If someone had told me a year ago that I was about to fall in love, go on an epic road trip, ride a Triceratops, sing on a bar, and lose my virginity, I would have assumed they were on drugs.
Well, that is, until I met Beckham.
Beck was mostly to blame for my recklessness. Gorgeous, clever, undeniably charming Beck barreled into my life as if it were his mission to make sure I never took living for granted. He showed me that there were no boundaries, rules were for the spineless, and a kiss was supposed to happen when I least expected.

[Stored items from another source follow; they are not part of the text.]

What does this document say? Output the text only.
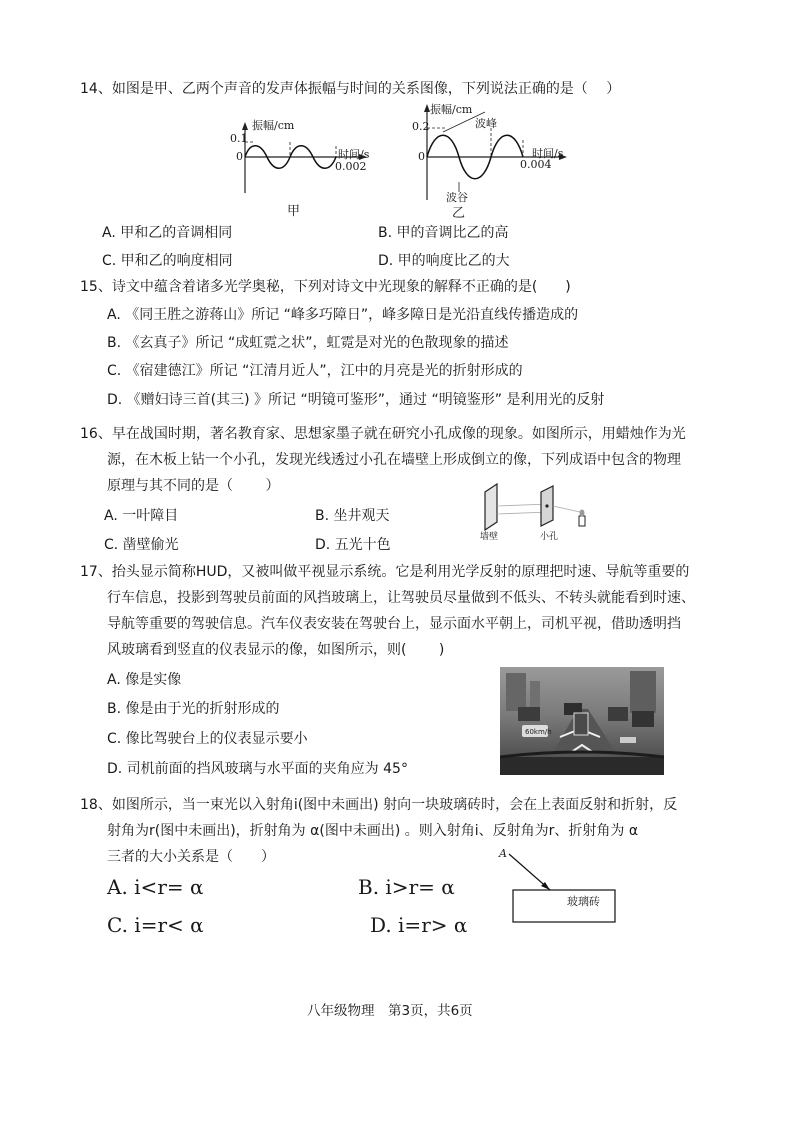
14、如图是甲、乙两个声音的发声体振幅与时间的关系图像，下列说法正确的是（　 ）
0.1
0
振幅/cm
时间/s
0.002
甲
0.2
0
振幅/cm
波峰
时间/s
0.004
波谷
乙
A. 甲和乙的音调相同	B. 甲的音调比乙的高
C. 甲和乙的响度相同	D. 甲的响度比乙的大
15、诗文中蕴含着诸多光学奥秘，下列对诗文中光现象的解释不正确的是(　　)
A. 《同王胜之游蒋山》所记 “峰多巧障日”，峰多障日是光沿直线传播造成的
B. 《玄真子》所记 “成虹霓之状”，虹霓是对光的色散现象的描述
C. 《宿建德江》所记 “江清月近人”，江中的月亮是光的折射形成的
D. 《赠妇诗三首(其三) 》所记 “明镜可鉴形”，通过 “明镜鉴形” 是利用光的反射
16、早在战国时期，著名教育家、思想家墨子就在研究小孔成像的现象。如图所示，用蜡烛作为光
源，在木板上钻一个小孔，发现光线透过小孔在墙壁上形成倒立的像，下列成语中包含的物理
原理与其不同的是（　　 ）
A. 一叶障目	B. 坐井观天
C. 凿壁偷光	D. 五光十色	墙壁	小孔
17、抬头显示简称HUD，又被叫做平视显示系统。它是利用光学反射的原理把时速、导航等重要的
行车信息，投影到驾驶员前面的风挡玻璃上，让驾驶员尽量做到不低头、不转头就能看到时速、
导航等重要的驾驶信息。汽车仪表安装在驾驶台上，显示面水平朝上，司机平视，借助透明挡
风玻璃看到竖直的仪表显示的像，如图所示，则(　　 )
A. 像是实像
B. 像是由于光的折射形成的
C. 像比驾驶台上的仪表显示要小
D. 司机前面的挡风玻璃与水平面的夹角应为 45°
60km/h
18、如图所示，当一束光以入射角i(图中未画出) 射向一块玻璃砖时，会在上表面反射和折射，反
射角为r(图中未画出)，折射角为 α(图中未画出) 。则入射角i、反射角为r、折射角为 α
三者的大小关系是（　　）
A. i<r= α	B. i>r= α
C. i=r< α	D. i=r> α
A
玻璃砖
八年级物理　第3页，共6页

Beck was the plot twist that took me by surprise. Two months before I met him, death was knocking at my door. I'd all but given up my last scrap of hope when suddenly, I was given a second chance at life. This time around, I wasn't going to let it slip through my fingers.
We set out on a road trip with nothing to lose and no guarantees of tomorrow.
Our road trip was about young, reckless love.
The kind of love that burns bright.
The kind of love that no road-map could bring me back from.
Road Trip, unbelievable but delicious boys, believable protagonists, crazy experiences, dreamy nights and drum rolls, you have a phenomenally surprising winner.
I've always wondered. Are books a haven of reality mixed with magic or are they magic mixed with a teaspoon of reality? I wonder because most of the times I find myself trying to identify with the protagonist and his or her experiences and on some days, with some books, I find that I can't. But that doesn't mean that my venture isn't fruitful. Maybe on most days, books balance both it's fictional and non-fictional elements in mysterious methods and when that balance goes in sync with my emotions and opinions, I find myself happy and satisfied.
It happened with this one.
There are so many things that are so hard for me to believe. Yet I found myself agreeing with it and just let it be.
I was so taken with the journey that Abby Mae and Beckham found themselves on that I found myself needing to go on a roadtrip myself. But of course, a guy like Beck is never going to turn up out of thin air and ask me randomly, if he could go on a roadtrip with me. Reality and its woes.
Or could it? Could it happen?
Uncertainty and the unknown are such happy fuckers and I love them.
For me, With This Heart, is a very light-ish read in comparison to some heavy topics it's dealing with. It was fun,very romantic and happy. Although there were sad elements, they didn't affect me the way they should have, but yet again, I was okay with that too. I would have loved to eliminate the last chapter but then again, I guess I'm just nitpicking. Great protagonists, fun story which read like a journey and the reminder that really, you live only once.